Once the four batches were in the large bowl, I used a hand mixture and slowly incorporated the remainder of the reserved cooking liquid (about 3-4 cups). The consistency will be like a thick cake batter.
Now you are finally ready to start filling!
Clear a large area on the counter or a table. Place the bowl of your dough, the bowl of your filling, and a steamer basket within reach. Grab a pile of the corn husks and wrap them in a kitchen towel, which you will also need within reach.

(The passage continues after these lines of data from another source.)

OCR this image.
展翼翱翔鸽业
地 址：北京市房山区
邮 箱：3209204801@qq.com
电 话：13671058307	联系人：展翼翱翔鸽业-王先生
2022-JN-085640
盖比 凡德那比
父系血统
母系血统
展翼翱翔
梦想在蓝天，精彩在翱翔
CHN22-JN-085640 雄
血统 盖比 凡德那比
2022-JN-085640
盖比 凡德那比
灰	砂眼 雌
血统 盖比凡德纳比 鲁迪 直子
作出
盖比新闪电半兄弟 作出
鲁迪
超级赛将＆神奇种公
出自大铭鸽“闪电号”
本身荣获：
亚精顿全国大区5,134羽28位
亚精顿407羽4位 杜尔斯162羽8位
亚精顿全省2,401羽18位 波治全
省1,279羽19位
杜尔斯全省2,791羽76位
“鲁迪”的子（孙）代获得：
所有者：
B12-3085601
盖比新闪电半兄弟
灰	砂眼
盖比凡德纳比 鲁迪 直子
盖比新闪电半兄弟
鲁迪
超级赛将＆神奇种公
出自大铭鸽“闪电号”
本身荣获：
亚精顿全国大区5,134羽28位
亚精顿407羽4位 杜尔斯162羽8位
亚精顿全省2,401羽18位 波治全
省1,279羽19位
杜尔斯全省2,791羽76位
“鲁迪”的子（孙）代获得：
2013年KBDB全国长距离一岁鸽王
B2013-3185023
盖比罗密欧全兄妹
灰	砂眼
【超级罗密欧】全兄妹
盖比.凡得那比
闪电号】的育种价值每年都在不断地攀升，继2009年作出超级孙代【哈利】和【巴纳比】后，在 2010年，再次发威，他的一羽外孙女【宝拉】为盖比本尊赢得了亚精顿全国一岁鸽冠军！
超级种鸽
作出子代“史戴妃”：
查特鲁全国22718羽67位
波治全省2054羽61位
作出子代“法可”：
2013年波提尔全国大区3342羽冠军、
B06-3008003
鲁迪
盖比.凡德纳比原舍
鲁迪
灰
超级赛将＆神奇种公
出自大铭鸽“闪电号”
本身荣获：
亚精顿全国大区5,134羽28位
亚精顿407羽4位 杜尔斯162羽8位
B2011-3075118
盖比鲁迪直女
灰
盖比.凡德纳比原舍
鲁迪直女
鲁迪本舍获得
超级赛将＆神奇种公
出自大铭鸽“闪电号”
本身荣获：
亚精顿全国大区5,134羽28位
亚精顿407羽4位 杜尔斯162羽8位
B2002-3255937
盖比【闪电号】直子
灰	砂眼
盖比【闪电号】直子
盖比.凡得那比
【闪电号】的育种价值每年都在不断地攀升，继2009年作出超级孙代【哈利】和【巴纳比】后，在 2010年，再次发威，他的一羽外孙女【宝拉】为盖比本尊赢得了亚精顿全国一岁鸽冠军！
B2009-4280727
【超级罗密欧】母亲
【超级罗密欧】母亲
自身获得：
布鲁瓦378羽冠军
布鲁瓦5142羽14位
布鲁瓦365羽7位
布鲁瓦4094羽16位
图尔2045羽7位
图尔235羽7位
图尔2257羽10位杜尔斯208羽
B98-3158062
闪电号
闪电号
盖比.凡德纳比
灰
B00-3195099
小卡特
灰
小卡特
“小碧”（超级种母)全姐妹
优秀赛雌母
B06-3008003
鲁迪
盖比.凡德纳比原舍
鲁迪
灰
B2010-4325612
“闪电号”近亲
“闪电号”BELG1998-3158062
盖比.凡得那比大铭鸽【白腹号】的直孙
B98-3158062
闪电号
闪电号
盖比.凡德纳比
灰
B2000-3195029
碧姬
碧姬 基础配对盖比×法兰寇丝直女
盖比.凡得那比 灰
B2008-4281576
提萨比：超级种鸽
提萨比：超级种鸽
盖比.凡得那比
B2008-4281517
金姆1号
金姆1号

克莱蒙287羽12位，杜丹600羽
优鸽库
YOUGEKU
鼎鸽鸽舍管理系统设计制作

First, take a husk and pat it dry. With the thin side facing you, spoon about 3 Tbsp of the dough onto the husk. Smooth out until the masa is about 4" x 2". Next, spoon about 1 Tbsp of the filling down the center of the dough. Now, grab both sides of the husk and bring up and inwards so the masa touches and "seals" in the filling. Continue rolling the excess husk into a tight packet, then bring the thin end upwards into a fold. Place seam side down into a husk-lined steamer basket.
Repeat, repeat, repeat - until your steamer basket is full.
Place over boiling water, cover, and steam for 1 hour. Remove from heat and allow to cool for 5-10 minutes for the dough to firm up a bit.
Two batches of baskets were steamed, resulting in a total of 71 tamales and 7 hours in the kitchen.
The excess tamales were wrapped individually in wax paper and placed in zip bags destined for the freezer. They will keep for several months and can be reheated quickly and conveniently for a quick snack, or a tasty dinner in no time!